Falcons General Manager Thomas Dimitroff and Owner Arthur Blank
Atlanta Falcons General Manager Thomas Dimitroff has proven he is not afraid to bet the farm to land the golden calf. In 2011, he made the controversial decision to give up five draft picks for Alabama wide receiver Julio Jones, but it was a decision that helped propel the Falcons to the NFC Championship Game.
Sunday’s loss to San Francisco proved there’s more holes to fill on this roster. The defense’s inability to hold a 17-point lead brings into question both depth and endurance. The offense’s inability to establish a run game brings into question the talent of a few offensive linemen and whether running back Michael Turner's best days are behind him.
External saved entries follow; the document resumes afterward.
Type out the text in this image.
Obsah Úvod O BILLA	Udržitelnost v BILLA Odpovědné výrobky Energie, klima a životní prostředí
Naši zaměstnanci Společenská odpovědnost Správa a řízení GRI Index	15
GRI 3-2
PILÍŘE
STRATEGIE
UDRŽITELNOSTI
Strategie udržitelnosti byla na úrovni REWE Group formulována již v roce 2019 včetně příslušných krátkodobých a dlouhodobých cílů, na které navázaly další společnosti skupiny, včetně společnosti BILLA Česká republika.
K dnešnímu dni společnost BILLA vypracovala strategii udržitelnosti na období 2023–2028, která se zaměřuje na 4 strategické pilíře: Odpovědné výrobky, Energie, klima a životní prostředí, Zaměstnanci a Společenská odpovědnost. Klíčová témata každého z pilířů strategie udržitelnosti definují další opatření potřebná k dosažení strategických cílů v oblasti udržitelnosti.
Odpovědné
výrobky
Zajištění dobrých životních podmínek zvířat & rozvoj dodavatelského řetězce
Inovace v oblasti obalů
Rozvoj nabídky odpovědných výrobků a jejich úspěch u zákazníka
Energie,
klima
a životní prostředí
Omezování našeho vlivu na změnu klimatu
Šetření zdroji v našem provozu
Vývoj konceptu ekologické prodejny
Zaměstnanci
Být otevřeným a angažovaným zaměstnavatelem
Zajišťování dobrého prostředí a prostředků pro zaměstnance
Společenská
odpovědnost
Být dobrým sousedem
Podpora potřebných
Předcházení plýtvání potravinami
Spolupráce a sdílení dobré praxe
For Atlanta to take the next step, from perennial playoff contender to championship winner, risks—like the ones that landed Jones—will need to be taken. The theme in Atlanta this offseason will be aggressive, in both the NFL draft and free agency.
We will have to wait and see whether their aggressiveness gives them the boldness to make the following four big moves in free agency.
Left tackle Sam Baker labored through injuries in 2011 before being benched after a back procedure. His health and decline in production raised many questions heading into 2012. Most notably, would this be his last season in Atlanta.
Baker answered the health question by starting every game this season. The production questions were answered by only allowing 3.5 sacks on the year, which was the fewest since his rookie year when he only played in eight games.
A quarterback is only as good as his backside protection. And for Matt Ryan and the Falcons their future lies in re-signing Baker—before he hits the open market.
The glare from Atlanta’s lack of a pass rush was no more evident than in its two playoff games. Against Seattle it allowed Seahawks quarterback Russell Wilson to overcome a 21-point deficit. In the NFC Championship Game, 49ers quarterback Colin Kaepernick sat comfortably in the packet and erased a 17-point Falcons lead.
Giants defensive end Osi Umenyiora prepped at Auburn High School and played his college ball at Troy, both of which are just a few hours down the road from Atlanta. His offseason home is in nearby Cleveland, Georgia. Umenyiora knows the expectations of the Falcons franchise and fans. That knowledge combined with playing near home could rejuvenate both a player and a team without a pass-rusher.
Umenyiora played in all 16 regular-season games in 2012, recording 43 combined tackles and six sacks.
At 31, he provides the ability to immediately produce while the Falcons groom a young pass-rusher selected in the draft.
Thirty is the magic number for running backs in the NFL. It’s an age where the pounding and punishment takes its toll. Michael Turner is 31. Although his carries were reduced in 2012, Turner showed the signs of a back who has worn down—and maybe out.
Kansas City’s Peyton Hillis is only 26. He’s proven he can be a legitimate short-yardage back after rushing for over 1,000 yards in 2010 for Cleveland. With a reduced workload over the past few years in Kansas City, Hillis has a chance to be productive for years to come.
Signing Hillis will give Jacquizz Rodgers the rest he needs to stay fresh. More importantly it will give the Falcons a legitimate one-two punch in the running game.
A midseason demand to be traded let the secret out of the bag. Titans tight end Jared Cook is very unhappy in Nashville. And after the demand, his season took a turn for worse in Week 14 with a torn rotator cuff.
Expectations were high for Cook in 2012. In 2011, he caught 49 passes for 759 yards and three touchdowns. Before being injured this season, he had 42 receptions for 523 yards and four touchdowns.
Cook’s assertion about his role in the Titans offense is debatable. His chemistry with the team and its front office is not. And neither is his ability to be a dependable tight end on 3rd-and-5.
It will take more than one player to replace the departing Tony Gonzalez. Signing Cook will make the task easier.